Hanney’s had been fairly excited for a week, for the Judge had arrived the week before, and his points had been carefully scrutinized and weighed, time and again, by every man in the camp. There seemed nothing unusual about him—he was of middle size, and long hair and beard, a not unpleasant expression, and very dirty clothes; he never jumped a claim, always took his whisky straight, played as fair a game of poker as the average of the boys, and never stole a mule from any one whiter than a Mexican.
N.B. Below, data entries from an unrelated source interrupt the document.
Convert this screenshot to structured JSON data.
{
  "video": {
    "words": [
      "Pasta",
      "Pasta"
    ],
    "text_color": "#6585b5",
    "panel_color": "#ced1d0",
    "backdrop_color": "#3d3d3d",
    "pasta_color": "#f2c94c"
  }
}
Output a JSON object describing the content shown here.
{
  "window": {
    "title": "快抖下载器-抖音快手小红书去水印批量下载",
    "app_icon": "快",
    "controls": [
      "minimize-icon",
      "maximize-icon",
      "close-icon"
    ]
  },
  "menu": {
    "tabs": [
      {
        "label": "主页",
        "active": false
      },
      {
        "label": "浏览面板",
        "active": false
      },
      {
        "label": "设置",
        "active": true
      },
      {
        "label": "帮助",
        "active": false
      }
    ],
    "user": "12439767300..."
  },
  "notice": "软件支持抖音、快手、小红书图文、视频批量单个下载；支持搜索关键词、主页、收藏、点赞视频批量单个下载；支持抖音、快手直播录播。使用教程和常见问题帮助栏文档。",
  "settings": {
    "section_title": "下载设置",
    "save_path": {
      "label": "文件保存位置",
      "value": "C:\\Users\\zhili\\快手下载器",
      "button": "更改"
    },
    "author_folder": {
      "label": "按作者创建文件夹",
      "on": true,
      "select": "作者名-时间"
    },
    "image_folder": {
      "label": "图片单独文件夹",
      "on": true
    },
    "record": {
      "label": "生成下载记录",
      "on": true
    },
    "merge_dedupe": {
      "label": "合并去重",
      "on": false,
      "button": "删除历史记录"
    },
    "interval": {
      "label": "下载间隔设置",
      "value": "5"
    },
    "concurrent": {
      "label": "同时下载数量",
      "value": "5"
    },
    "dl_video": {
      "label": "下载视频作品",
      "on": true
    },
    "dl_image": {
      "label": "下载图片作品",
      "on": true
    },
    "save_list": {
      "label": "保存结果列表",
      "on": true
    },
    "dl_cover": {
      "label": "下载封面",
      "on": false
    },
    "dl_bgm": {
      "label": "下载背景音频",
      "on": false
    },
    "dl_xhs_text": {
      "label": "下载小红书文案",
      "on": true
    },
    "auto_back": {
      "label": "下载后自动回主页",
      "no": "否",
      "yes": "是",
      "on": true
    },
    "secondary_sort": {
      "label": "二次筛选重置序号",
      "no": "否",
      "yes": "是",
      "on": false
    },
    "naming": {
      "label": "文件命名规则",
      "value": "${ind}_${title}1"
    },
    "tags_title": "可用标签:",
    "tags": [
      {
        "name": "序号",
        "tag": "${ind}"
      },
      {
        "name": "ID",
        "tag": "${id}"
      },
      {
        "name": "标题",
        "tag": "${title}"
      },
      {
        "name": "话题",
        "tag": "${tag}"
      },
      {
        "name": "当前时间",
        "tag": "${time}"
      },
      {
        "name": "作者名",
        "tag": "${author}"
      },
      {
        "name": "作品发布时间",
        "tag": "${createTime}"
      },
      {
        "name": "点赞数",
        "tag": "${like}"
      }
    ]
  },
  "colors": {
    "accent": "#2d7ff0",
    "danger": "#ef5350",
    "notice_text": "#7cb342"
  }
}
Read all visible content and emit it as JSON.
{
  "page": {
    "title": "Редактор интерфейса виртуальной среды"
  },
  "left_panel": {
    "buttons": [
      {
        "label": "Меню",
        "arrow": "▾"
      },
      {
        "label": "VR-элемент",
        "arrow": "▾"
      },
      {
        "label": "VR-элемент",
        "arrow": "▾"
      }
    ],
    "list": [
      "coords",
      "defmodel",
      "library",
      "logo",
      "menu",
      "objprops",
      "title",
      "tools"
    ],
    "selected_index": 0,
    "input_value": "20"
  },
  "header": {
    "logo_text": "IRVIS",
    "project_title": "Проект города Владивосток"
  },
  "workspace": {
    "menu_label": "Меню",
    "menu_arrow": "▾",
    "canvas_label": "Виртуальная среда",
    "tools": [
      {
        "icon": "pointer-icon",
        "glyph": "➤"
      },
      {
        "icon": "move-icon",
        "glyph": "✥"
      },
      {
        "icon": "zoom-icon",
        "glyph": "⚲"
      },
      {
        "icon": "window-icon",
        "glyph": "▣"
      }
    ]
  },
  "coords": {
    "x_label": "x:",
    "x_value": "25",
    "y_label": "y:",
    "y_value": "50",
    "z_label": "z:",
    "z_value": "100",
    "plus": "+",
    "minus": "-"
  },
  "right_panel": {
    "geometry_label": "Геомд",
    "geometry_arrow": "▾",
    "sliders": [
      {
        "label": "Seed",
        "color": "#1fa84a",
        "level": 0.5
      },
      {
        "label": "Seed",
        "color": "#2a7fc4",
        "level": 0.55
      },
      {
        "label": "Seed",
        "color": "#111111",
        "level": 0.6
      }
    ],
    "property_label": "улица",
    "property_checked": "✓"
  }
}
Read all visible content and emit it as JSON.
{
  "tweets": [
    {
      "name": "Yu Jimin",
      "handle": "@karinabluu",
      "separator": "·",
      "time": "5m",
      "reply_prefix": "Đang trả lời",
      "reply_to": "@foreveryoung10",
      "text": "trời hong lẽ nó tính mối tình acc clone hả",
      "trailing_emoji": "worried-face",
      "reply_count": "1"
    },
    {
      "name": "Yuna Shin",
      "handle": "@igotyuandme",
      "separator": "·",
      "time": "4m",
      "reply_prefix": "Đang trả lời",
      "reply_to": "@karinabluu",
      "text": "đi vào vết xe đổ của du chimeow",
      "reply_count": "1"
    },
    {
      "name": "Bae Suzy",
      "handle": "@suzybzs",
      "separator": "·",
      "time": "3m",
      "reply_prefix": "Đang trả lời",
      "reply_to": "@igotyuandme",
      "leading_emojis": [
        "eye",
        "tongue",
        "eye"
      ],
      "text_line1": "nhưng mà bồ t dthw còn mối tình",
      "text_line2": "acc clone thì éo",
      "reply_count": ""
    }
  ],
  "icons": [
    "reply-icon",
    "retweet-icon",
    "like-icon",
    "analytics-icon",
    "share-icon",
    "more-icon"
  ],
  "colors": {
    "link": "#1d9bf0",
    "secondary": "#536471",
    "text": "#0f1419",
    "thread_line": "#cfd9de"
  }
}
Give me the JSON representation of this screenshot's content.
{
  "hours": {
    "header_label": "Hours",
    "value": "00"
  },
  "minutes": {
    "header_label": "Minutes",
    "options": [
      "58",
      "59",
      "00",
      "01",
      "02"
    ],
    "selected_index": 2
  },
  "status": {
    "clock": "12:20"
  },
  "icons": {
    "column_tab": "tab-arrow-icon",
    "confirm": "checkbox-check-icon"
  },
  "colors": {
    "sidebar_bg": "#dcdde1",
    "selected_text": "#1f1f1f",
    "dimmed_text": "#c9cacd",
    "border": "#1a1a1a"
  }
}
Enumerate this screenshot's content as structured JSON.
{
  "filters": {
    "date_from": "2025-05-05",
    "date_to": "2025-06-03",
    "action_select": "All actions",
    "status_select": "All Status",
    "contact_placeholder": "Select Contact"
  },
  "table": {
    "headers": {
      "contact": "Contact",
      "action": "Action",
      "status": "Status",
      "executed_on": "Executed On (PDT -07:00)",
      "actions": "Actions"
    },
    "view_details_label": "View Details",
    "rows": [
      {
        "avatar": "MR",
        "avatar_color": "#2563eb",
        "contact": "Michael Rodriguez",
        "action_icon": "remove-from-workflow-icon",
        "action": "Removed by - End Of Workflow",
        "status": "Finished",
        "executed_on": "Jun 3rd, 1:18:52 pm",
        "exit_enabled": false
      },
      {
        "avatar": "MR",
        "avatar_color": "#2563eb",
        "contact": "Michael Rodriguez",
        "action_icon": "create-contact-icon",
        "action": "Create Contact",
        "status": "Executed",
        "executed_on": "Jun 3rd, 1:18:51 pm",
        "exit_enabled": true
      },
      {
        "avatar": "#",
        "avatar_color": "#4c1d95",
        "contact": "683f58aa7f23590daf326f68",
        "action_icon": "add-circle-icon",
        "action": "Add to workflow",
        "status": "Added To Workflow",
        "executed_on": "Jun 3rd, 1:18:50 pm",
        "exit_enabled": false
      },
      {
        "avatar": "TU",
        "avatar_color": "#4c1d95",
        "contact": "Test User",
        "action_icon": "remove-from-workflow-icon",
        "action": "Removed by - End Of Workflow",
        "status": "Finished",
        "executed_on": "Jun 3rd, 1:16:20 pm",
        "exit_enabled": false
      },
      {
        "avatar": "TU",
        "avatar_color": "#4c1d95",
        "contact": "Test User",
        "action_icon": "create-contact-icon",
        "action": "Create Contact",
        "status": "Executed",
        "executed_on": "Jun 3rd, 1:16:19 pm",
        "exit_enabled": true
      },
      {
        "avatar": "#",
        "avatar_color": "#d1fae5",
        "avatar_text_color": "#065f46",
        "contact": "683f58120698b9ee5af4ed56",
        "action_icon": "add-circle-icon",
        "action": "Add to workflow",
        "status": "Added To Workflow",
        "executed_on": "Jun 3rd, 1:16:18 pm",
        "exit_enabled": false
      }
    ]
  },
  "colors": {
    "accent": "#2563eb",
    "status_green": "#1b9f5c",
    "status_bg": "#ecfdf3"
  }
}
The boys had just about ascertained all this, and made their “blind” bets on the result of the next fight, when the whole camp was convulsed with the intelligence that Billy Bent had also arrived. Work immediately ceased, except in the immediate vicinity of the champions, and the boys stuck close to the chapel, that being the spot where the encounter should naturally take place. Miners thronged in from fifty miles around, and nothing but a special mule express saved the camp from the horror of Pentecost’s bar being inadequate to the demand. Between “straight bets” and “hedging” most of the gold-dust in camp had been “put up,” for a bet is the only California backing of an opinion. As the men did not seem to seek each other, the boys had ample time to “grind things down to a pint,” as the camp concisely expressed it, and the matter had given excuse for a dozen minor fights, when order was suddenly restored one afternoon by the entrance of Billy and his neighbors, just as the Judge and his neighbors were finishing a drink.
The boys immediately and silently formed a ring, on the outer edge of which were massed all the men who had been outside, and who came pouring in like flies before a shower. No one squatted or hugged the wall, for it was understood that these two men fought only with knives, so the spectators were in a state of abject safety.
The Judge, after settling for the drinks, turned, and saw for the first time his enemy.
“Hello, Billy!” said he, pleasantly; “let’s take a drink first.”